A prescient portrait of Putin's famous spin doctor's deeply cynical politics in Giuliano da Empoli's 'The Wizard of the Kremlin'

Giuliano da Empoli’s ‘Le mage du Kremlin’ (translated in Dutch as ‘De Kremlinfluisteraar’) was released in April, less than two months after Russia invaded Ukraine, which commenced in the last week of February. Although the manuscript was handed in in its final form as early as January 2021, it could not have been more prescient in its depiction of the political scheming of Putin ’le Tsar’ and his chief political advisor, Vadim Baranov (a fictionalised version of Vladislav Soerkov) to restore the vertical power axis in Russia after the ‘shock therapy’ of the 1990s.
Our main protagonist, Vadim Baranov, a deeply cynical theatre director of aristocratic descent turned soap opera writer, is approached by Boris Berezovsky, one of the Russian oligarchs who amassed his multibillion-dollar empire under the reign of Jeltsin. Berezovski recognises in Baranov a talent for staging absurd spectacles, which is invaluable. skill during the gangsterism and of the early post-Soviet period under Yeltsin. He asks Baranov to help with the political campaign of an unknown KGB bureaucrat who is projected to become the successor of Yeltsin, Vladimir Putin.
For Berezovski, Baranov is a potential Trojan Horse: a way to influence Putin and win him for him as he was able to do with Jeltsin. Beresovski could not be more misguided. However, it is immediately clear to Baranov that Putin is not a political actor that can be controlled. He is a political actor who doesn’t need to act because he doesn’t need to play a role. He is power-embodied. From that point onward, Baranov is a fellow traveller to Putin, who at points can advise, implement and supplement Putin’s vision to restore the office of the Russian president to its former Tsarist status: as the only meaningful focal point of authority in an otherwise deeply fragmented and corrupt political culture. If the President/Tsar holds still, Russia holds its breath in anticipation, fear and awe. Only when the President/Tsar moves does Russia move.

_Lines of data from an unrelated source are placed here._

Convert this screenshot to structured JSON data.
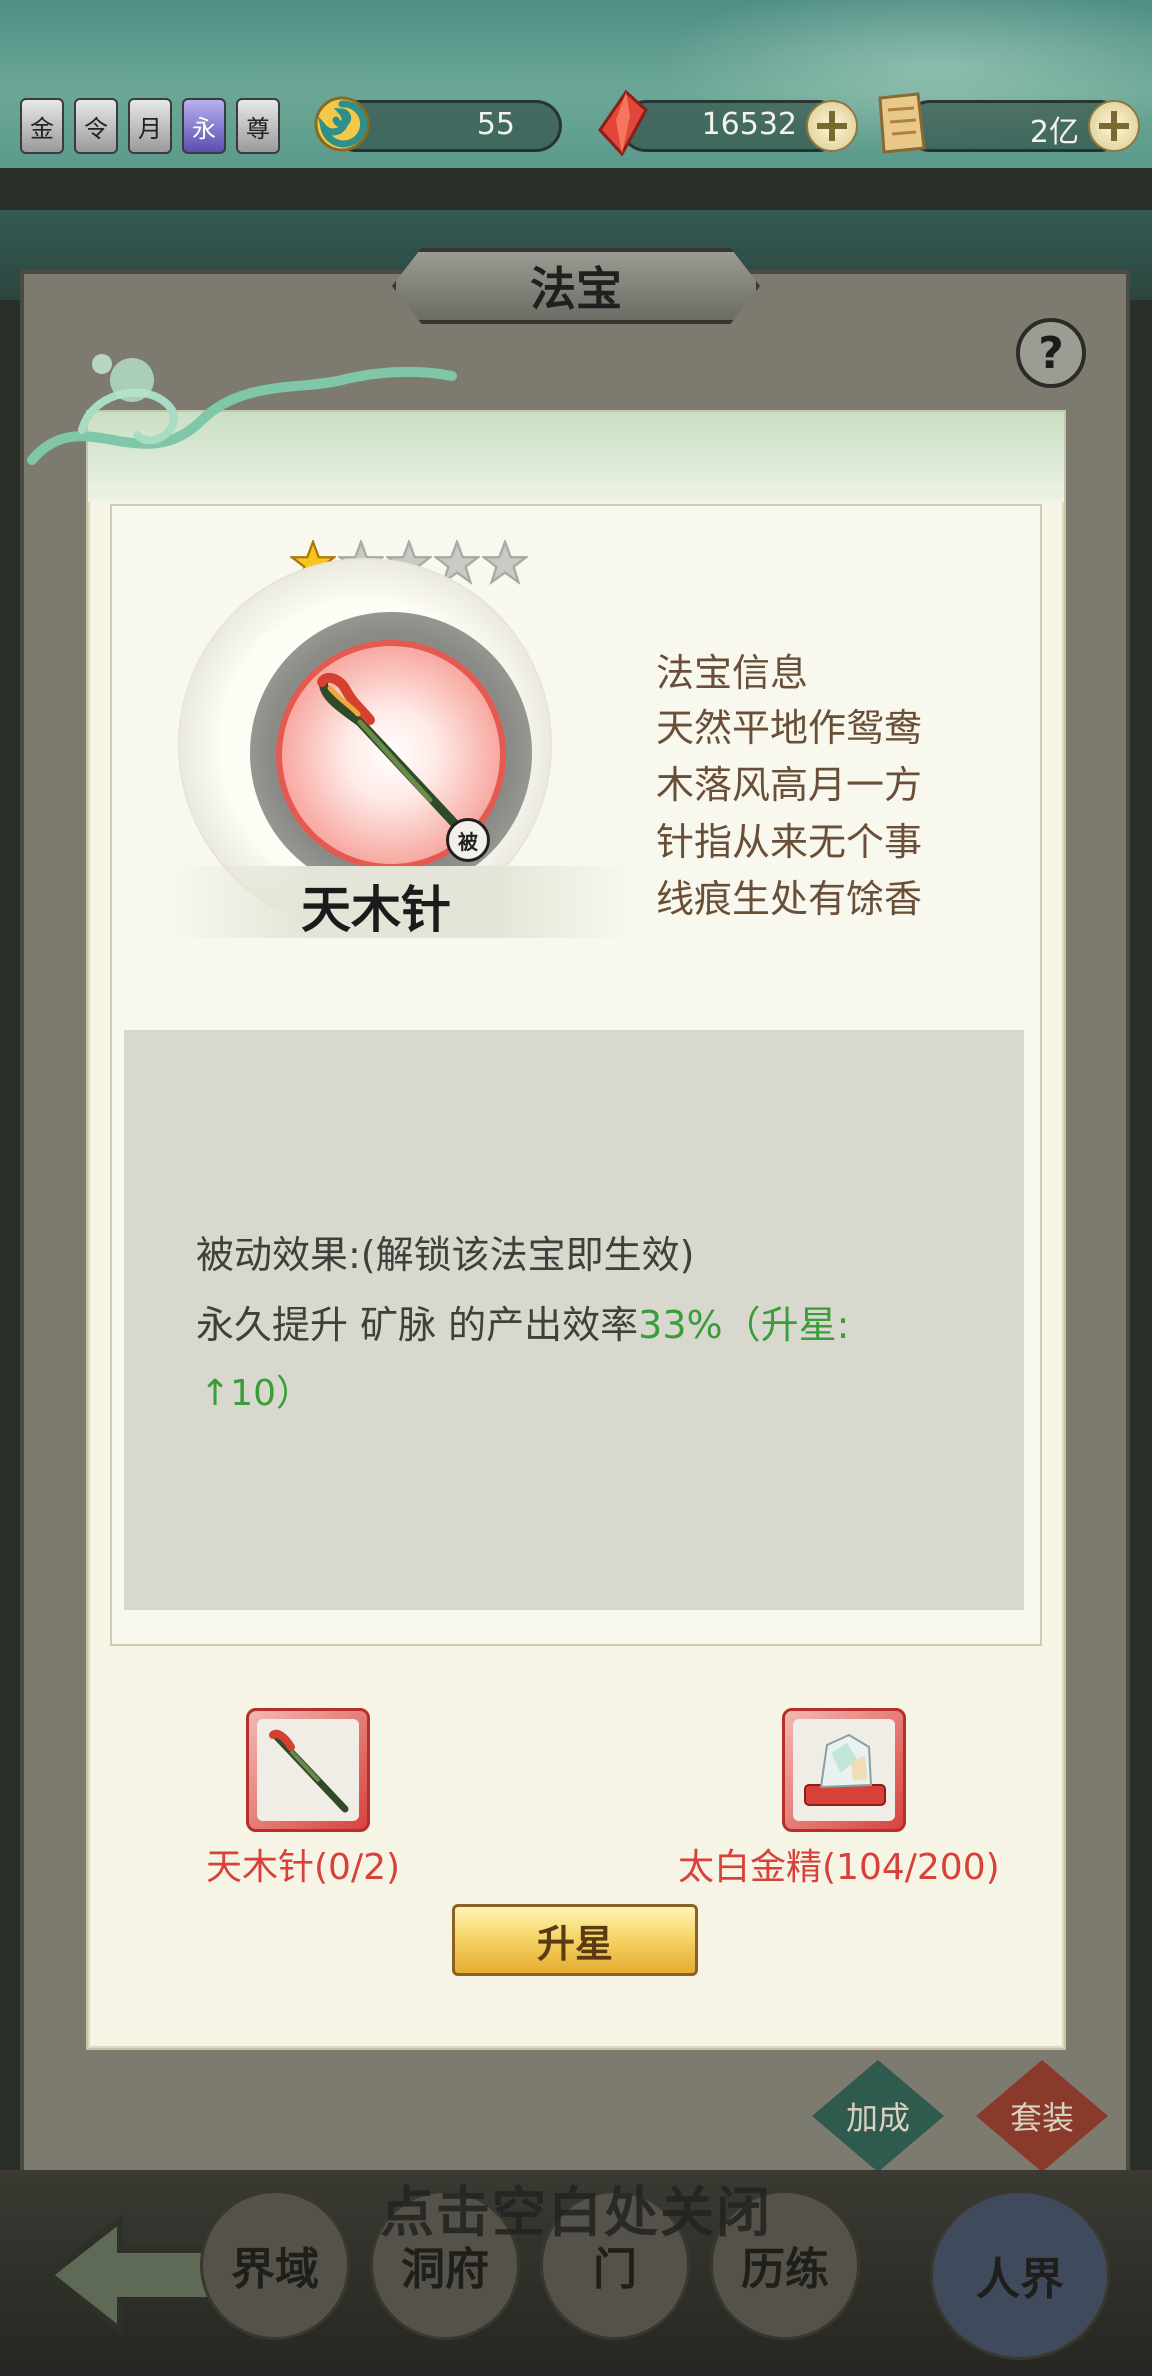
{
  "top_bar": {
    "badges": [
      "金",
      "令",
      "月",
      "永",
      "尊"
    ],
    "resources": [
      {
        "icon": "jade-swirl-icon",
        "value": "55",
        "has_plus": false
      },
      {
        "icon": "red-crystal-icon",
        "value": "16532",
        "has_plus": true
      },
      {
        "icon": "scroll-icon",
        "value": "2亿",
        "has_plus": true
      }
    ]
  },
  "background": {
    "title": "法宝",
    "help_label": "?",
    "side_buttons": [
      "加成",
      "套装"
    ],
    "bottom_tabs": [
      "界域",
      "洞府",
      "门",
      "历练",
      "人界"
    ],
    "close_hint": "点击空白处关闭"
  },
  "artifact": {
    "stars_filled": 1,
    "stars_total": 5,
    "name": "天木针",
    "badge": "被",
    "info_title": "法宝信息",
    "poem": [
      "天然平地作鸳鸯",
      "木落风高月一方",
      "针指从来无个事",
      "线痕生处有馀香"
    ]
  },
  "effect": {
    "line1": "被动效果:(解锁该法宝即生效)",
    "line2_prefix": "永久提升  矿脉  的产出效率",
    "line2_value": "33%",
    "line2_suffix": "（升星:",
    "line3": "↑10）"
  },
  "materials": [
    {
      "name": "天木针(0/2)",
      "icon": "needle-icon"
    },
    {
      "name": "太白金精(104/200)",
      "icon": "crystal-ore-icon"
    }
  ],
  "upstar_button": "升星",
  "colors": {
    "accent_green": "#3a9d3a",
    "material_red": "#d8413a",
    "poem_brown": "#6a4f38",
    "button_gold": "#f5d262"
  }
}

To implement their concept of ‘sovereign democracy’, Putin and Baranov follow the age-old adagium of divide and conquer. Arbitrary violence, political and judicial prosecution of friend and foe, the spread of misinformation at home and abroad, the appropriation of history to control the future, and the bribing of political opponents on both the right and the left - no political weapon is left unused to restore the ‘power vertical’ and to create and enforce the myth of Putin’s power. As if da Empoli is gifted with foresight, we see a Putin who is only interested in the enforcement and expansion of his power on the world stage and who sputters in anger about Western ambitions in Ukraine. Russia’s decline from superpower status is delayed through the solitary and forceful will of the Tsar.
‘Le Mage du Kremlin’ does not offer easy explanations or solutions. It is less interested in plot than in exposing the dynamics of a deeply cynical politics in which means and ends have become indiscriminate and where the idea of progress has long been discarded. In the Tsar’s world, nothing is real, and everything is staged — just as in Baranov’s absurdist theatre performances in the 1990s. The novel takes its motto from Alexandre Kojève, the Russian French philosopher: “Life is a comedy. One must play it seriously.” Both Baranov and Putin are masters at play, but is it serious play? One cannot but doubt. The cynical aristocrat and the one-time street fighter play the game - to explore what the highest echelons of power look like without seriously considering its effects on Russia’s future generations.

Baranov realises this in the end. In the two final scenes of the novel, he is confronted with the consequences of his politics. Through the eyes of the next generation of Russians, he finds empathy again: the children impacted by his engineering of chaos. As a response to Baranov’s orders to step up the chaos in Novorossiysk, the leader of the Night Wolves walks him to a bombed apartment building nearby to show him a blackened, decapitated doll among the ruins. His reaction is one of complete dissociation. In the final scene, his son walks in as he finishes telling the story of his political career to the novel’s narrator. His attention shifts from the largest circle imaginable, geopolitics, to his small direct circle. The only meaning he seems to have found in his wanderings is in a small circle: they are the creative pleasures of family life.